Deze doelstellingen laten zien dat de begeleiding van de startende leerkracht niet alleen gericht hoeft te zijn op het directe lesgeven in de klas, maar ook op de organisatie binnen een school om doelen van een school te behalen. Dit is echter niet op alle scholen het geval en begeleidingstrajecten worden ook op verschillende wijze vormgegeven. Van Rens en Elfering zijn in 2014 een onderzoek gestart naar goede begeleidingsprogramma’s voor startende leerkrachten in Nederland. Zij laten praktijkvoorbeelden zien van begeleidingstrajecten die op verschillende wijze worden vormgegeven. Zo bleek de PCBO Meppel te staan voor

vernieuwend onderwijs en vindt men dat de startende leerkracht hier een belangrijke invloed in heeft. De nieuwe kennis die de startende leerkracht vanuit de pabo heeft wordt direct als waardevol gezien. Een ander voorbeeld is de stichting Flore in Heerhugowaard.

(19)

Het einddoel van deze stichting is een programma aan te bieden, waardoor de startende leerkracht zich volledig professioneel kan ontwikkelen.

Dit bereiken zij door de startende leerkracht vier begeleidingspersonen te bieden: een

gekwalificeerde mentor als coach, een maatje voor de dagelijkse gang van zaken in de school, een bovenschoolse gekwalificeerde opleider die de startende leerkracht meerdere malen per jaar komt bezoeken voor intervisie en een beoordelaar.

Een laatste voorbeeld is het Lucas Onderwijs in Den Haag. Zij bieden een

begeleidingsprogramma van twee jaar aan waarin de startende leerkracht samen met andere startende leerkrachten verschillende workshops volgt en daarnaast begeleiding van een mentor op school krijgt.

Door het ministerie van Onderwijs, Cultuur en Wetenschap is voor het Voortgezet Onderwijs 2013 een nieuw project opgestart: ‘Begeleiding van startende leraren’ met als doel de

professionaliteit te vergroten en de uitval te verminderen. Hoewel dit project voor het voortgezet onderwijs is opgesteld, geeft het ons inzicht in het raamplan voor het starten van een inductieproject en richtlijnen waaraan een inductieprogramma in ieder geval moet voldoen. Uit dit project blijkt dat de werkdruk voor een startende leraar in de eerste paar jaar lager moet zijn dan voor de ervaren docent. Dit is te bereiken door een startende leraar lestijdreductie of minder taakuren te geven door hen niet mee te laten draaien in commissies (Van Rens & Elfering, 2014). Ook in andere Europese landen is het vanzelfsprekend dat startende leerkrachten minder uren lesgeven.

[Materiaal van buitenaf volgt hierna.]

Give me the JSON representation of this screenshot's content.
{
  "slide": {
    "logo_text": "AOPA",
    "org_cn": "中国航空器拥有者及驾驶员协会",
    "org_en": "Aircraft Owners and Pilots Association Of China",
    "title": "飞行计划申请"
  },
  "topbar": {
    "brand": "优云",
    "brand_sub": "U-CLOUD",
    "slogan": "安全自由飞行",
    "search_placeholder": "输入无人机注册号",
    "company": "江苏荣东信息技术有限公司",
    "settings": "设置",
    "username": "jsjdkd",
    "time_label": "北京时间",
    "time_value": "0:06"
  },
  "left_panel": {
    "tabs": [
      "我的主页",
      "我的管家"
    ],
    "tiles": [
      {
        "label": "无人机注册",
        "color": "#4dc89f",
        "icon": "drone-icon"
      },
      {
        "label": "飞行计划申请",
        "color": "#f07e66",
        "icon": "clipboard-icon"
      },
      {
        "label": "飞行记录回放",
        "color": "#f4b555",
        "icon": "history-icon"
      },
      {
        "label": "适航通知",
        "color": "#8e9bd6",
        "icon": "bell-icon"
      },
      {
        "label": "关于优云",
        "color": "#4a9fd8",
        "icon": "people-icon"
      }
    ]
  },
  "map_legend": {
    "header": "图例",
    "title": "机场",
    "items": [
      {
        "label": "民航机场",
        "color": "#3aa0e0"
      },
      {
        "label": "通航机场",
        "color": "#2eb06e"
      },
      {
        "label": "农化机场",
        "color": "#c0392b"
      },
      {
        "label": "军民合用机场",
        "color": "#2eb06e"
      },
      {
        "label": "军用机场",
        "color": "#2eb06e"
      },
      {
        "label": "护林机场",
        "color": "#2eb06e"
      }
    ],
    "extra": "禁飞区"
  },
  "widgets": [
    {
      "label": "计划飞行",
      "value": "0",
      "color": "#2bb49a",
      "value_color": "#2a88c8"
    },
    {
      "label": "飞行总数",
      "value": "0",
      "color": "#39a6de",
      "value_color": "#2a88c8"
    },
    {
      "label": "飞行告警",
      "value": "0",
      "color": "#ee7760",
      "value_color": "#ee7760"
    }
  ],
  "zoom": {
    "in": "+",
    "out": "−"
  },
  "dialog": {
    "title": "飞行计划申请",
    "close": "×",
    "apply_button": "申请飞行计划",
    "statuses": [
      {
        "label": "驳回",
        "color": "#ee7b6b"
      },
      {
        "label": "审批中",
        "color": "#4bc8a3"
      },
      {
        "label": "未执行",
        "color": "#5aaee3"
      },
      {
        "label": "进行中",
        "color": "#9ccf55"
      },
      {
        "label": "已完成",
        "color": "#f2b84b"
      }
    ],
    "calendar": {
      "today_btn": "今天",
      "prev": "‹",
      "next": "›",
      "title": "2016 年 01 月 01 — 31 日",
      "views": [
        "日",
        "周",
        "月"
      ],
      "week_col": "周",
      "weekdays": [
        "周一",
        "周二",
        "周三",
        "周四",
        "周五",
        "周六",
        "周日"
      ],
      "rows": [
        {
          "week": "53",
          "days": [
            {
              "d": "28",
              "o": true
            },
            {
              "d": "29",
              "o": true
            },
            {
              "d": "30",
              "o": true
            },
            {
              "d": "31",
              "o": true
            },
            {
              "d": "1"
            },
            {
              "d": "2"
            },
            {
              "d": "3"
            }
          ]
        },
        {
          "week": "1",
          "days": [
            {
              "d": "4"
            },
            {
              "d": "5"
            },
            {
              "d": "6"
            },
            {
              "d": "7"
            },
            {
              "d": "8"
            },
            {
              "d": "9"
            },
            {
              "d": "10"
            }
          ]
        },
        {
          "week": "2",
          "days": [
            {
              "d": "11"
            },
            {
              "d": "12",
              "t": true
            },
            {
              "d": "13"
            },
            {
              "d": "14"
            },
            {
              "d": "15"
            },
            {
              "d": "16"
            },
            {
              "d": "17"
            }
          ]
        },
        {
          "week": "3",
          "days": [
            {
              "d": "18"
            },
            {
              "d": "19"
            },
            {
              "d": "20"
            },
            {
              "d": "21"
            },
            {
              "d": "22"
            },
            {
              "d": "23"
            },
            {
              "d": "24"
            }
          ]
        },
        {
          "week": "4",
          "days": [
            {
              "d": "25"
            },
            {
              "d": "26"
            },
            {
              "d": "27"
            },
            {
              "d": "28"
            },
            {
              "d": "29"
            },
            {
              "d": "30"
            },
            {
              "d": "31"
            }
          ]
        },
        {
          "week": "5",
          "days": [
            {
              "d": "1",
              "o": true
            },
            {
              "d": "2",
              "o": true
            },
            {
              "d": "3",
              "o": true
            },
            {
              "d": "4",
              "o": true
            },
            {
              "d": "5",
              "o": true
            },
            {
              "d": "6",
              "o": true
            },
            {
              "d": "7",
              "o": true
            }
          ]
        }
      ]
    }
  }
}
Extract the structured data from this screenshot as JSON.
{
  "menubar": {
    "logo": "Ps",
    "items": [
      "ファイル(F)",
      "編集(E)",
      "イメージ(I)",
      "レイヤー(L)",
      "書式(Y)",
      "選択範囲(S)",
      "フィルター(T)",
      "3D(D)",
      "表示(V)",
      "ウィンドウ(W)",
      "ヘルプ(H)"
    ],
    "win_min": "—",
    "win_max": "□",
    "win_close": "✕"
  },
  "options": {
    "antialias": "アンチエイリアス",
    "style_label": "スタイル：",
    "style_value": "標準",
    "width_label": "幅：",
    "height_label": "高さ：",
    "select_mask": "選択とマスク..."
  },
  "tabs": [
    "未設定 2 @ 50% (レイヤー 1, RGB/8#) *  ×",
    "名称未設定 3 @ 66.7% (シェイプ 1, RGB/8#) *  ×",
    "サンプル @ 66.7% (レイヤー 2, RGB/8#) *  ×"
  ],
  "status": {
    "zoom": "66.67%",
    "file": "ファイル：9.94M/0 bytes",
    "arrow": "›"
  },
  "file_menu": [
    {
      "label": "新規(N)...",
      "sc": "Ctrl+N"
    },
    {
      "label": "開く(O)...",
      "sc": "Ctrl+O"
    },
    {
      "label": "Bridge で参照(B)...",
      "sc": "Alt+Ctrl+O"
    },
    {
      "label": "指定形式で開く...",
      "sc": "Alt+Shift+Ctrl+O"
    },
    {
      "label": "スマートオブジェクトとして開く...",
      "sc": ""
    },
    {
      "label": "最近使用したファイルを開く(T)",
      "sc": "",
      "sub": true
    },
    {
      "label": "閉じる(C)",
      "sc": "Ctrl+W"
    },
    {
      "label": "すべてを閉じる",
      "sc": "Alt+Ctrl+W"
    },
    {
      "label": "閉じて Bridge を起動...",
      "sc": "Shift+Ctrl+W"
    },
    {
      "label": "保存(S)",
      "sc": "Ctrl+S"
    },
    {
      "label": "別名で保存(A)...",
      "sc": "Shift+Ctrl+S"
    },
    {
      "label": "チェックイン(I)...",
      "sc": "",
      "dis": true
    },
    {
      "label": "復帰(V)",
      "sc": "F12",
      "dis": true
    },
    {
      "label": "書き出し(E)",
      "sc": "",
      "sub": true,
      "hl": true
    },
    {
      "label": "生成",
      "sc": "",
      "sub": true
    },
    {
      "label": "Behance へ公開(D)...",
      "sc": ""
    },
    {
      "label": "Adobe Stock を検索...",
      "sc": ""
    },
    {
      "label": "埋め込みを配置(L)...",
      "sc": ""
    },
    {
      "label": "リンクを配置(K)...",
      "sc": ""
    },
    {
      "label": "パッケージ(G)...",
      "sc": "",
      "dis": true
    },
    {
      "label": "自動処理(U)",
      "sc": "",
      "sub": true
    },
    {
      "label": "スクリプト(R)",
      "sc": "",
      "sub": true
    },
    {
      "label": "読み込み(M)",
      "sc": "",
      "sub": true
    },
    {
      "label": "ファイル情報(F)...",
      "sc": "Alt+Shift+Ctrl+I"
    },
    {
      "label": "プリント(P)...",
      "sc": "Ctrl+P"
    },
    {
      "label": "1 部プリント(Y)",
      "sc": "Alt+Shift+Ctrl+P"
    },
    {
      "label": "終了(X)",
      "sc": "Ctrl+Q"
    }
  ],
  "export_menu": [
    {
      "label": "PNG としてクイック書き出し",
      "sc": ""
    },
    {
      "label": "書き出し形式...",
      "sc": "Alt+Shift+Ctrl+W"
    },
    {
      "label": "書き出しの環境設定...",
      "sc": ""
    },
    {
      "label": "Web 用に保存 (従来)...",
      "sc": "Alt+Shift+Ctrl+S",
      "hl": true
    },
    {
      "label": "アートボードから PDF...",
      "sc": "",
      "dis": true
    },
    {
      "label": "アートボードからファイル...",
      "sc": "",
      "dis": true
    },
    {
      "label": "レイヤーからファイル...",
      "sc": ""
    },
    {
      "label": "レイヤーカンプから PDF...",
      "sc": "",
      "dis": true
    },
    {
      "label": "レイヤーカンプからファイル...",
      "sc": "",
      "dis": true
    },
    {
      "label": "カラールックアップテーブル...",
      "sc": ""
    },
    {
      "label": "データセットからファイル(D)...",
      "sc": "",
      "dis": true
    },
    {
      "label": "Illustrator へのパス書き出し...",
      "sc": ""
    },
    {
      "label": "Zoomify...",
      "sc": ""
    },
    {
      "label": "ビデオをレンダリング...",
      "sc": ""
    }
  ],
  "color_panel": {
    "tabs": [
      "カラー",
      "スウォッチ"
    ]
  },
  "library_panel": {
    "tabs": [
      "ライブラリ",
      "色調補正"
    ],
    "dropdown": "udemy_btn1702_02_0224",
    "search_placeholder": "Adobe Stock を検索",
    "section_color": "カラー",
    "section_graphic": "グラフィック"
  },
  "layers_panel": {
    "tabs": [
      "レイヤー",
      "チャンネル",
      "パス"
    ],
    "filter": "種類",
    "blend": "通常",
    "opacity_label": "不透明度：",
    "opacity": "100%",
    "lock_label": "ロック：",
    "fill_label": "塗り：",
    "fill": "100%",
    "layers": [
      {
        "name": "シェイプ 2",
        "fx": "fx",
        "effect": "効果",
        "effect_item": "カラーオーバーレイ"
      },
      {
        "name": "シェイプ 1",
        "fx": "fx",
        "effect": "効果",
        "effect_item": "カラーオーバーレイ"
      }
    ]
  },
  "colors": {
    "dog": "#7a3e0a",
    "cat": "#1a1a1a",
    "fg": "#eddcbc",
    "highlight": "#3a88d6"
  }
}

In Engeland geven startende leerkrachten ongeveer 10% minder lesuren dan de reguliere lestijd is (Hovius & Kessel, 2010). In Nederland is er geen officieel recht voor de startend leerkrachten in het primaire onderwijs voor reductie van hun taak of lesuren

(Onderhandelaarsakkoord CAO-PO, 2014).

Aandachtpunten binnen het project ‘begeleiding van startende leraren’ zijn dat schoolorganisaties er op toe moeten zien dat de startende leraar de cultuurkenmerken van de schoolorganisatie en het schoolbeleid aanleert en naleeft. Dit moet een uitdrukkelijk

onderdeel vormen van het inductieprogramma. Tevens moet de startende leraar worden ondersteund en begeleid middels professionele ontwikkelingsplannen, het meerdere malen observeren, het geven van feedback en een opbouw aan begeleiding door een mentor en peer intervisie. Leerkrachtgedrag wordt door feedback positief gestimuleerd, waardoor het hen eerder in staat stelt nieuwe ideeën te implementeren in de klas (Bransford, Brown & Cocking,

(20)

Renyi (1996) geeft aan dat gestructureerde feedback voor veranderingen in het gedrag van de leerkracht kan zorgen. Ook binnen het Primair Onderwijs kan een startende leerkracht op verschillende manieren worden begeleid en ondersteund. Deze ondersteuning kan zowel binnen als buiten de school plaatsvinden. Ondanks de initiatieven die er tot nu toe zijn, blijkt dat veel startende leerkrachten zich nog steeds onvoldoende begeleid voelen en dat de uitval hoog is (Gaikhorst, 2014; Flores & Day, 2006). Hier ligt dan ook een aanknopingspunt ter verbetering. De huidige structurele en formele ondersteuningen vanuit de

schoolorganisatie en pabo blijken nog niet altijd het gewenste effect te hebben.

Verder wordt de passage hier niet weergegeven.